BERKSHIRE EAGLE (Massachusetts) 30 March 06 They went tat-a-way! Playing tag with turtles (Christopher Marcisz)
Williamstown: The group of students found their target — a seven-inch wood turtle named "Frida" — still deeply burrowed in the muck under a riverbank, evidently still enjoying her long winter's hibernation. She didn't seem to care about the 60-degree weather outside that suggested spring may have finally arrived.
Frida, along with a male nicknamed "Lefty," is part of a pilot study to learn more about the turtles that began when they were found and tagged last spring. This species is labeled as one of "special concern" in Massachusetts.
The effort is being led by Drew Jones, manager of the Hopkins Memorial Forest, which is run by the Williams College Center for Environmental Studies. Yesterday, he led a group of students from Elena Traister's environmental studies class at the Massachusetts College of Liberal Arts to track the creatures.
Before setting off along the Hoosic River, Jones explained that the effort was intended to help understand life along the river.
"We're interested in conserving the watershed, and one component of that is knowing about the biodiversity there," he said.
The group set off to find the transmitting turtles, armed with nets and plastic buckets with clear plastic bottoms to look into the river, and wearing thigh-high waders.
Jones held a radio receiver that looked like an old television antenna that was attached to a receiver. Through the static he could hear the beeps, coming at regular two-second intervals.
The wood turtle, known formally as Clemmys insculpta, is listed as being of "special concern" by the state Division of Fisheries and Wildlife. While not as severe as an "endangered" or "threatened" listing, it means the species has "suffered a decline that could threaten the species if allowed to continue unchecked" or occurs "in such small numbers or with such restricted distributions or specialized habitat requirements that they could easily become threatened within Massachusetts."
Jones described how the turtles' habitats are fragmented, and how they are "dependent on a specific habitat type" that is "sensitive to disturbance." He said there are not many wood turtles in the area, and that in the course of the study he has only seen four so far.
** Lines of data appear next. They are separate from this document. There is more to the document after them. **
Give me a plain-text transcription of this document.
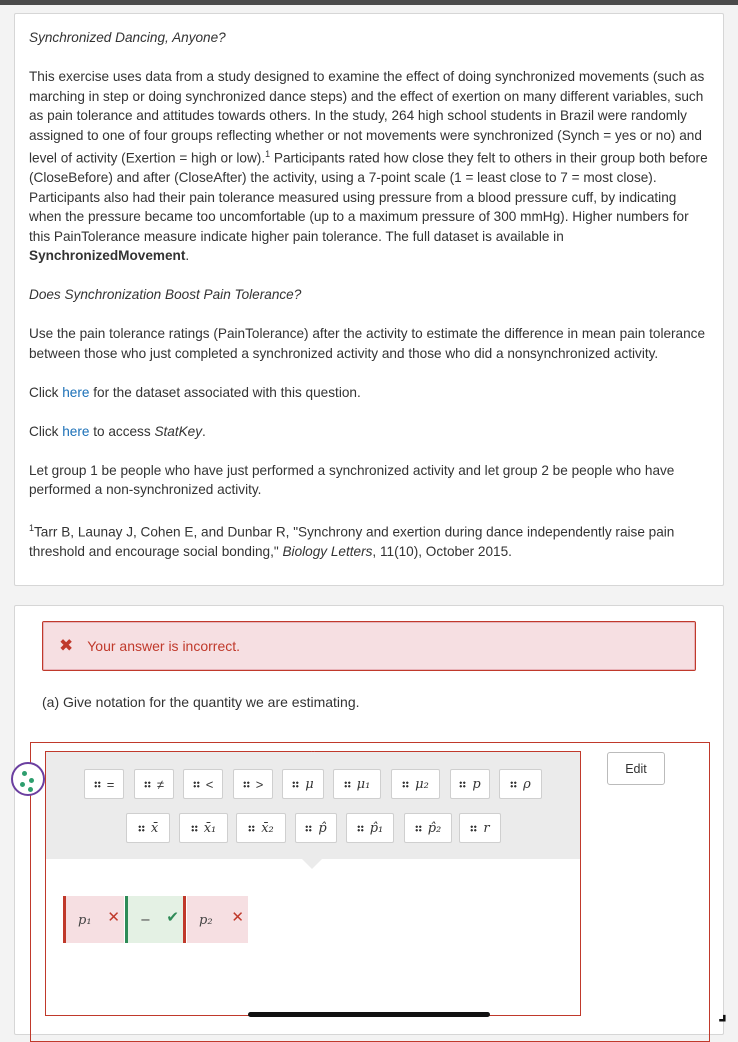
Synchronized Dancing, Anyone?

This exercise uses data from a study designed to examine the effect of doing synchronized movements (such as marching in step or doing synchronized dance steps) and the effect of exertion on many different variables, such as pain tolerance and attitudes towards others. In the study, 264 high school students in Brazil were randomly assigned to one of four groups reflecting whether or not movements were synchronized (Synch = yes or no) and level of activity (Exertion = high or low).$^1$ Participants rated how close they felt to others in their group both before (CloseBefore) and after (CloseAfter) the activity, using a 7-point scale (1 = least close to 7 = most close). Participants also had their pain tolerance measured using pressure from a blood pressure cuff, by indicating when the pressure became too uncomfortable (up to a maximum pressure of 300 mmHg). Higher numbers for this PainTolerance measure indicate higher pain tolerance. The full dataset is available in SynchronizedMovement.

Does Synchronization Boost Pain Tolerance?

Use the pain tolerance ratings (PainTolerance) after the activity to estimate the difference in mean pain tolerance between those who just completed a synchronized activity and those who did a nonsynchronized activity.

Click here for the dataset associated with this question.

Click here to access StatKey.

Let group 1 be people who have just performed a synchronized activity and let group 2 be people who have performed a non-synchronized activity.

$^1$Tarr B, Launay J, Cohen E, and Dunbar R, "Synchrony and exertion during dance independently raise pain threshold and encourage social bonding," Biology Letters, 11(10), October 2015.

✖ Your answer is incorrect.
(a) Give notation for the quantity we are estimating.
Edit
=	≠	<	>	μ	μ₁	μ₂	p	ρ
x̄	x̄₁	x̄₂	p̂	p̂₁	p̂₂	r
p₁ ✕ − ✔ p₂ ✕
⌟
Jones said he catches up with the turtles about three times a week during their active season, recording where they travel, how long they stay there and what the air and water temperatures are like. They can travel between 100 and 200 yards a day.
For these reasons, Traister said it makes them "an interesting case study" for the class, which introduces students to environmental issues.
After a few stops to listen to the distant and faint beeps, they began to close in on the female. They narrowed it down to a bank, where the group gathered around and began searching the water and along the banks.
Jones finally pulled Frida — who was named after Mexican painter Frida Kahlo, because she was found and tagged on Cinco de Mayo last year — out of her burrow beneath the 44-degree water. The roughly 25-year-old turtle was a bit shy about sticking her head outside her shell, where the quarter-sized transmitter with a long black wire attached was glued.
Traister's class has other fieldwork planned for the rest of the semester. Along with students from Williams College and Berkshire Community College, they will be working to document the movement of salamanders in and out of vernal pools in Williamstown next month. They will also help the Hoosic River Watershed Association assess water quality in streams leading to the Hoosic.